Two Common Health Causes
While some illnesses, such as chronic kidney disease, cause a decline in the feline appetite, others have the opposite effect. Two of the most common feline diseases to cause notable increases in a cat's appetite include the following:
- Hyperthyroidism is a condition that is defined as having excessively high levels of thyroid hormones in the blood. This raises the affected cat's metabolic rate. Her appetite may soar, yet her body weight and muscle mass decrease.
- Diabetes mellitus is a condition in which insufficient amounts of insulin are produced, or the insulin that is produced is unable to adequately carry out its function of metabolizing food into energy, namely glucose, for the body's cellular functions. This results in high glucose levels in the blood, and cells turn to the body's stored proteins and fats to convert into alternative energy. As this occurs, the cat's appetite increases. She drinks more and consumes more food, but she begins to lose weight nonetheless.
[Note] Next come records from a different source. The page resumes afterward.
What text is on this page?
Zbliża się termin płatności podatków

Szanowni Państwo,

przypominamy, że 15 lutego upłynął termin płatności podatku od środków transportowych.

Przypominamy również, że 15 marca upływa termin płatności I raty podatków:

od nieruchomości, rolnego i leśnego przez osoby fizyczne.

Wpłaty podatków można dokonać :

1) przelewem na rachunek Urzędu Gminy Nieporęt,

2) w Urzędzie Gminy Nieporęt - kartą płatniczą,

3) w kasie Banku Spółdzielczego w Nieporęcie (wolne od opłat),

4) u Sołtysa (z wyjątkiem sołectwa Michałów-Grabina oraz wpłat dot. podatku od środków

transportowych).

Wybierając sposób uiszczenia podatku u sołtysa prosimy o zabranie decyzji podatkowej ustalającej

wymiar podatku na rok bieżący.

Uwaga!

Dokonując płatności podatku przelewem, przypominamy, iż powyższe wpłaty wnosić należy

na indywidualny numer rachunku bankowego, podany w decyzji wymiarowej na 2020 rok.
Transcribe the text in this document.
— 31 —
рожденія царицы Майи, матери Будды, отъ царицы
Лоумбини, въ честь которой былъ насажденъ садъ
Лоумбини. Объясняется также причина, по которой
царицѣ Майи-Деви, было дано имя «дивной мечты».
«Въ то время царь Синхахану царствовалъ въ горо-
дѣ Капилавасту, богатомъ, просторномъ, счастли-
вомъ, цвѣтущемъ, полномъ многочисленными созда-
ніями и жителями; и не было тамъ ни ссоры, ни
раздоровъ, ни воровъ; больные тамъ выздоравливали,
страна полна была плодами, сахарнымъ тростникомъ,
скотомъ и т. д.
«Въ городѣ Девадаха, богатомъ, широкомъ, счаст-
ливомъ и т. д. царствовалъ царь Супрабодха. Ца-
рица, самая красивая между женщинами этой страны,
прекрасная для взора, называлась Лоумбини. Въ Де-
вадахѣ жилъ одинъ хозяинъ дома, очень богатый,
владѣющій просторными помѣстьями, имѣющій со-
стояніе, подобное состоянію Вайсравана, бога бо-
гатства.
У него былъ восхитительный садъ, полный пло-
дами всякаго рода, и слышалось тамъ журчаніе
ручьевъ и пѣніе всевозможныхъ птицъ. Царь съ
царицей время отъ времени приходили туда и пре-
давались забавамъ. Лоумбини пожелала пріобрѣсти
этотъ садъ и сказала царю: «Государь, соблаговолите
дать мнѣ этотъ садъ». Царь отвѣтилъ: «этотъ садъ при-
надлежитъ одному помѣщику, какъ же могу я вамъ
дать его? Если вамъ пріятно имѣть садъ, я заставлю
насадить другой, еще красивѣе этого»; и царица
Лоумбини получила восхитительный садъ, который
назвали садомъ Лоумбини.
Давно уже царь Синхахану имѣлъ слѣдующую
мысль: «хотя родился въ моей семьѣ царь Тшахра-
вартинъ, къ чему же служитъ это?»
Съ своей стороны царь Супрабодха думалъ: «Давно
Both of these illnesses can be diagnosed through specific blood tests, and they can both be managed to improve your cat's health.
Other Medical Causes
There are some conditions in which a cat's gastrointestinal system is not digesting the food adequately and nutrients are not being absorbed for use in the cat's body, which results in the cat's constant feeling of hunger. Some such conditions include the following:
- Inflammatory bowel disease
- Cancer in the intestines
- Exocrine pancreatic insufficiency, which is a rare disease in cats and in which there is a lack of digestive enzymes that are normally produced and stored in the pancreas
- Intestinal infections that disrupt the absorption of nutrients
- Lymphocytic cholangitis, which is a liver disease
- Intestinal parasites, such as tapeworms, hookworms and roundworms
There are other potential medical causes beyond your cat's gut to consider when sleuthing out the cause for your cat's need to feast. Some of these causes include:
- Cushing's disease, which is a rare condition in cats and in which the adrenal gland produces abnormally high levels of hormone cortisol
- Feline acromegaly, which is characterized by the secretion of a growth hormone
- A tumor or trauma that has impacted the brain's satiety center, preventing the brain from signaling to your cat that she is full
Some medications carry the side effect of an increase in appetite. Some such drugs include the following:
Pregnancy also causes the expectant cat to consume more food.
Other Causes for the Constant Chow Down Mode
Overeating can be the result of factors that are not medical. Some of these explanations include the following:
- High stress levels
- Competition with other pets at the food bowl
- Cold environmental temperature
- Being fed a low quality food that contains a high level of carbohydrate fillers, which do not fulfill a cat's nutritional requirements to thrive
Before making changes to address any of these possibilities, be sure to have your cat's health evaluated by your veterinarian to rule out the aforementioned health conditions. If your cat is diagnosed with an illness, providing an endless buffet in an attempt to satiate her appetite will not fix the problem. The specific illness must be treated or managed in order for her appetite to normalize, and such treatment is essential in improving her longevity and quality of life.